De ijstijd, het Pleistoceen, heeft het landschap volledig veranderd en ook de loop van de Weser beïnvloed. Vondsten van brokstukken van de Weser in Nederland geven aan dat de Weser de noordelijke rand van het Wiehengebergte volgde vanaf het huidige Minden, voordat hij verder stroomde richting het Ijsselmeer. De terugtrekkende ijstijden maakten de weg weer vrij en de Weser veranderde van koers naar het noorden. Smeltwater van de gletsjers en neerslag van het middelgebergte vormden samen oerstromen, waar ook de Weser zich bij aansloot. Het dal van de Aller-Weser gletsjerstroom, de zuidelijkste, strekte zich uit van de middenloop van de Oder via de middenloop van de Elbe tot aan de monding van de Weser. Ze versmolten met de Weser ongeveer ter hoogte van de huidige stad Hoya aan de midden-Weser en stroomden vervolgens het bekken van Bremen in. De monding in de Noordzee fluctueerde echter ook door de millennia heen tussen Wangerooge en Helgoland.

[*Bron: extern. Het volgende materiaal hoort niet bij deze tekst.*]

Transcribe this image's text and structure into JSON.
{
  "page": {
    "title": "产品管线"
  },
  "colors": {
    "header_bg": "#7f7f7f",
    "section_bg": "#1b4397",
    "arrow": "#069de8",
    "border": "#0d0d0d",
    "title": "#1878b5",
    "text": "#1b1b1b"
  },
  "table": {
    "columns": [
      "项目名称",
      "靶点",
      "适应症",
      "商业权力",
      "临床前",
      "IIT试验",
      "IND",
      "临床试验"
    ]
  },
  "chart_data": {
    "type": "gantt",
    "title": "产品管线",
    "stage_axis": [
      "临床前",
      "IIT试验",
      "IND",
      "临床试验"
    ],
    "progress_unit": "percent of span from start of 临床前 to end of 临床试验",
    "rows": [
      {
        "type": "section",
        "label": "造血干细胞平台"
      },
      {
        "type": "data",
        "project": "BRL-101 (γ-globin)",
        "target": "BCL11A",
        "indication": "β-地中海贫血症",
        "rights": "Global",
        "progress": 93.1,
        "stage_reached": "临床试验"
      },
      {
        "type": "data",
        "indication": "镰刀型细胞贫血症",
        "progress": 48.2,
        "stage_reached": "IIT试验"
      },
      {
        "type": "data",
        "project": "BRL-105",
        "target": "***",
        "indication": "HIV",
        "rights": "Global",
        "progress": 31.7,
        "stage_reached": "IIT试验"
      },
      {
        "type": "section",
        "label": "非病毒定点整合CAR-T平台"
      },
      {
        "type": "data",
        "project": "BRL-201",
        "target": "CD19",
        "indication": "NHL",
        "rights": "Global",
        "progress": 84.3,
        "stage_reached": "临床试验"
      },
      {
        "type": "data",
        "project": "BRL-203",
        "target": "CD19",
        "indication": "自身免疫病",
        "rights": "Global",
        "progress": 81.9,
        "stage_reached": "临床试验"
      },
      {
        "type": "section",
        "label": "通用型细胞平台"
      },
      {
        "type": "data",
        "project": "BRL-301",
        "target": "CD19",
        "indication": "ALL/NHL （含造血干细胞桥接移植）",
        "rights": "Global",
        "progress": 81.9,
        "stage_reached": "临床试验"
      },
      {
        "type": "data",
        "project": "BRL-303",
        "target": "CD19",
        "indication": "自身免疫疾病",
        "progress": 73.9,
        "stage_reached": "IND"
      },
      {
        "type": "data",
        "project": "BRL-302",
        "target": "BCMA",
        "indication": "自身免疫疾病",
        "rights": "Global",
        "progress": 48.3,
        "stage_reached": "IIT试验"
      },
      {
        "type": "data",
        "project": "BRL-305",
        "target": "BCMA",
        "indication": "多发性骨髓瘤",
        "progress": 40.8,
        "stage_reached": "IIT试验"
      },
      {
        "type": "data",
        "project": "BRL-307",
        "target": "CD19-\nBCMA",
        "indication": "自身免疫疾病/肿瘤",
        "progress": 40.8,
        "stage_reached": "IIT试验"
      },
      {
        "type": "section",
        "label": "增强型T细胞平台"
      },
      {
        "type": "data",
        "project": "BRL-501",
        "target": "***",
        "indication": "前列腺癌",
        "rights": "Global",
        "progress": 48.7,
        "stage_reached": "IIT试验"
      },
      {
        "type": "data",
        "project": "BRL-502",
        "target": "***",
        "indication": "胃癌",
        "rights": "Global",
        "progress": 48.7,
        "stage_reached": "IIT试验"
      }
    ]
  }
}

Van het midden van de 14e eeuw tot het begin van de 16e eeuw had de Weser een estuariumdelta met meerdere zijarmen naar de Jadebaai, die in wezen in de 12e eeuw ontstond. Deze wateren ontstonden door invallen van de zee, ook al voerden ze toen voornamelijk Weserwater aan. De Ahne en Heete stroomden vanuit Nordenham naar het westen, de Lockfleth vanuit Brake naar het noordwesten, en soms was er zelfs een verbinding van de Elsflether Tief naar de rivier de Jade. Grote delen van het huidige schiereiland (district Wesermarsch) tussen de Beneden-Wezer en de Jadebaai waren daarom eilanden. Hierdoor heeft het schiereiland geen eenduidige naam. Het noordelijke deel heet Butjadingen (= land buiten de Jade), het zuidelijke deel Stadland (van Gestade = kust).

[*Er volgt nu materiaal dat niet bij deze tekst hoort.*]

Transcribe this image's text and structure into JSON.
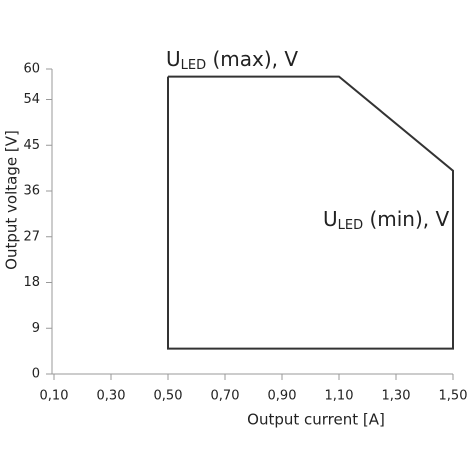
{
  "chart_data": {
    "type": "line",
    "x_label": "Output current [A]",
    "y_label": "Output voltage [V]",
    "annotations": [
      {
        "text": "U",
        "sub": "LED",
        "rest": " (max), V"
      },
      {
        "text": "U",
        "sub": "LED",
        "rest": " (min), V"
      }
    ],
    "x": [
      0.5,
      1.1,
      1.5,
      1.5,
      0.5,
      0.5
    ],
    "values": [
      58.5,
      58.5,
      40,
      5,
      5,
      58.5
    ],
    "color": "#333333",
    "xlim": [
      0.1,
      1.5
    ],
    "xticks": [
      {
        "value": 0.1,
        "label": "0,10"
      },
      {
        "value": 0.3,
        "label": "0,30"
      },
      {
        "value": 0.5,
        "label": "0,50"
      },
      {
        "value": 0.7,
        "label": "0,70"
      },
      {
        "value": 0.9,
        "label": "0,90"
      },
      {
        "value": 1.1,
        "label": "1,10"
      },
      {
        "value": 1.3,
        "label": "1,30"
      },
      {
        "value": 1.5,
        "label": "1,50"
      }
    ],
    "ylim": [
      0,
      60
    ],
    "yticks": [
      0,
      9,
      18,
      27,
      36,
      45,
      54,
      60
    ]
  }
}
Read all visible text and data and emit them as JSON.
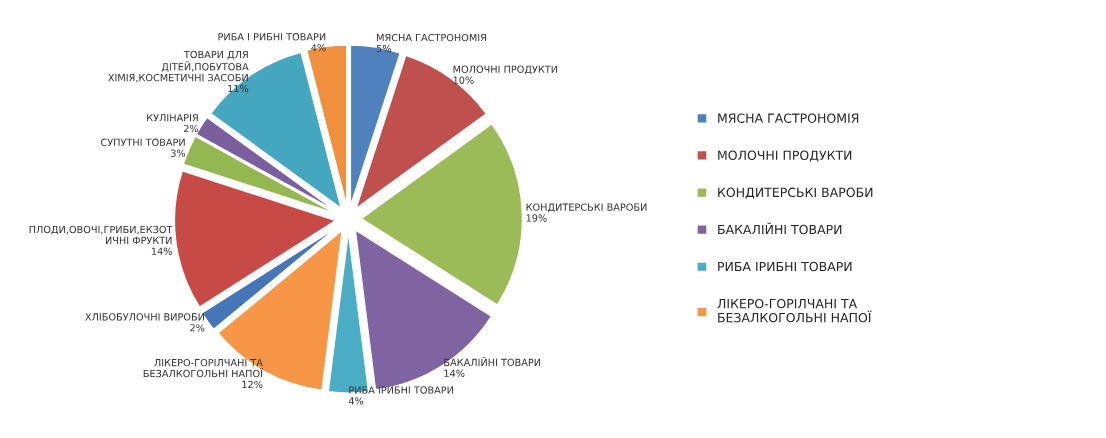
{
  "chart_data": {
    "type": "pie",
    "categories": [
      "МЯСНА ГАСТРОНОМІЯ",
      "МОЛОЧНІ ПРОДУКТИ",
      "КОНДИТЕРСЬКІ ВАРОБИ",
      "БАКАЛІЙНІ ТОВАРИ",
      "РИБА ІРИБНІ ТОВАРИ",
      "ЛІКЕРО-ГОРІЛЧАНІ ТА\nБЕЗАЛКОГОЛЬНІ НАПОЇ",
      "ХЛІБОБУЛОЧНІ ВИРОБИ",
      "ПЛОДИ,ОВОЧІ,ГРИБИ,ЕКЗОТ\nИЧНІ ФРУКТИ",
      "СУПУТНІ ТОВАРИ",
      "КУЛІНАРІЯ",
      "ТОВАРИ ДЛЯ\nДІТЕЙ,ПОБУТОВА\nХІМІЯ,КОСМЕТИЧНІ ЗАСОБИ",
      "РИБА І РИБНІ ТОВАРИ"
    ],
    "values": [
      5,
      10,
      19,
      14,
      4,
      12,
      2,
      14,
      3,
      2,
      11,
      4
    ],
    "value_labels": [
      "5%",
      "10%",
      "19%",
      "14%",
      "4%",
      "12%",
      "2%",
      "14%",
      "3%",
      "2%",
      "11%",
      "4%"
    ],
    "colors": [
      "#4f81bd",
      "#c0504d",
      "#9bbb59",
      "#8064a2",
      "#4bacc6",
      "#f79646",
      "#4577b8",
      "#c84a47",
      "#93b852",
      "#7a5e9e",
      "#45a6c0",
      "#f0903f"
    ],
    "legend": "right"
  }
}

De eerste haven van de stad Bremen lag aan een arm van de Weser die Balge werd genoemd. Of het in de Karolingische tijd soms de hoofdarm was, is twijfelachtig. In de 12e eeuw was de Balge nog diep genoeg voor schepen uit die tijd. De oude stad strekte zich uit tot de eilanden tussen de Balge en de Weser zelf. Pas in de 13e eeuw werden ook de oevers van de Weser als haven gebruikt en werd de Schlachte als (houten) oeverversterking gebouwd. Vanaf de 14e eeuw diende de Balge alleen nog als binnenhaven. Aan het begin van de 19e eeuw werd hij gedempt. De Kleine Weser in Bremen had al lang voor de bouwmaatregelen van de 19e eeuw geen regelmatige watertoevoer vanuit de Mittelweser en werd daarom in het verleden ook wel de Ohle Weser (Oude Weser) genoemd. Tot de 19e eeuw was er een verbindingsgracht van de Weser voor militaire verdedigingsdoeleinden, die de Teerhof scheidde van de Stadtwerder.

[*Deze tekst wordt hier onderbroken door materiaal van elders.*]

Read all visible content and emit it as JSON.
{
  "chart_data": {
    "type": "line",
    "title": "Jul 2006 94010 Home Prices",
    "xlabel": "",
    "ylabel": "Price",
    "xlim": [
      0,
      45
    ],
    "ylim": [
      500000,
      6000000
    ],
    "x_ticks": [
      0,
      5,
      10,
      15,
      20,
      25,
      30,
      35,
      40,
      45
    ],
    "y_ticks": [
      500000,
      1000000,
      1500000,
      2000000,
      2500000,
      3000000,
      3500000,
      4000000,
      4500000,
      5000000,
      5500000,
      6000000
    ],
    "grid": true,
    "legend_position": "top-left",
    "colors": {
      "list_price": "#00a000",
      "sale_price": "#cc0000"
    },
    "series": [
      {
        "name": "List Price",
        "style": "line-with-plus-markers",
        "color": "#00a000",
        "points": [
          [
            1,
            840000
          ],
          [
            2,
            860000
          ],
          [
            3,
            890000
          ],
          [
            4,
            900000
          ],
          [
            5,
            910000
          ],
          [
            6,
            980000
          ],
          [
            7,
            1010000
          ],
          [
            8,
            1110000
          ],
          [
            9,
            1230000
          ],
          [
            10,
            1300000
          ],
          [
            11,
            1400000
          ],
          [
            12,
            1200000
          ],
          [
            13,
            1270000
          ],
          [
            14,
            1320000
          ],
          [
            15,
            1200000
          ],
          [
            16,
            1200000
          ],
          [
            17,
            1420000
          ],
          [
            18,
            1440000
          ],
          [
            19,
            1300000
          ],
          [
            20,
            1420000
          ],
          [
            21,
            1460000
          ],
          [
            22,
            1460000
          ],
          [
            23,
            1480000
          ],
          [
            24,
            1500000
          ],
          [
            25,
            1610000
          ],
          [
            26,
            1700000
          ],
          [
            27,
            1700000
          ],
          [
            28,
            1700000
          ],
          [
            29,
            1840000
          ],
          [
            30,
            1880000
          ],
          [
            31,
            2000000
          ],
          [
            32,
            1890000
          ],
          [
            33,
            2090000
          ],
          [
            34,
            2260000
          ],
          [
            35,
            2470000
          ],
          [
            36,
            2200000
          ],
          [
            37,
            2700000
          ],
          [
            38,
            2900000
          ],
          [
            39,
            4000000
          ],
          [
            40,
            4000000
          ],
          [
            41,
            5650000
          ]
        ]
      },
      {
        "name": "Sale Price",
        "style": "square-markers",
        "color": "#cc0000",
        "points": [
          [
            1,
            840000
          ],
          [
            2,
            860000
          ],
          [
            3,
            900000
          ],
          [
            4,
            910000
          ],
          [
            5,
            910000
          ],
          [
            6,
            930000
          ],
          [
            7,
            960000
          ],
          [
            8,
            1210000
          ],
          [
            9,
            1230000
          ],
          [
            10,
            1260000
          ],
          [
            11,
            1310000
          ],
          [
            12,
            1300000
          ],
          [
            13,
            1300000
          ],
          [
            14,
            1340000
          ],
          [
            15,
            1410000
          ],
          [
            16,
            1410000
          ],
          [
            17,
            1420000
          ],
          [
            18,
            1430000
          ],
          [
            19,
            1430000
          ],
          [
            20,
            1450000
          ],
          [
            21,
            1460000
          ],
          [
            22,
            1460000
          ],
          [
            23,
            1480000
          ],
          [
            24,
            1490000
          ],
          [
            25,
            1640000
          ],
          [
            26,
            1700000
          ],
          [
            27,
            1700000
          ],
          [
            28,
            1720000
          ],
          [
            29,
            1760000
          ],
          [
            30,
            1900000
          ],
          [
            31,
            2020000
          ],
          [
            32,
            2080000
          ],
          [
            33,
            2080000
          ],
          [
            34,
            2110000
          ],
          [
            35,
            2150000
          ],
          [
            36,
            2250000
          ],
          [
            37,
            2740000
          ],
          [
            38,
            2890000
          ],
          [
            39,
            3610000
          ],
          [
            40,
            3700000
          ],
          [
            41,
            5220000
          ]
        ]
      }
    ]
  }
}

In de jaren 1950 werd de hoogwatergeul boven de Kleine Weser uitgebreid en ontstond het Werdermeer. Sinds 1968 scheidt een stuw in de Kleine Weser deze van de Beneden-Wezer op ongeveer 200 meter van de monding. Tijdens de herinrichting in de jaren 1980 werd het smalle deel tussen de Kleine Weser en de Werdersee verwijderd, zodat de twee een hydrologische eenheid vormen. Tegelijkertijd werd een sloot aangelegd om dit meer van zoet water uit de Midden-Wezer te voorzien. Tot het einde van de 19e eeuw stroomde het Weserwater bij (rivier)overstromingen nog aan de zuidrand van Bremen door een spleet in de duinrug langs de Weser naar de Wümmeniederung (oostgrens van Bremen), van waaruit het 26 kilometer via het Lesum weer in de Weser bij Vegesack kon stromen.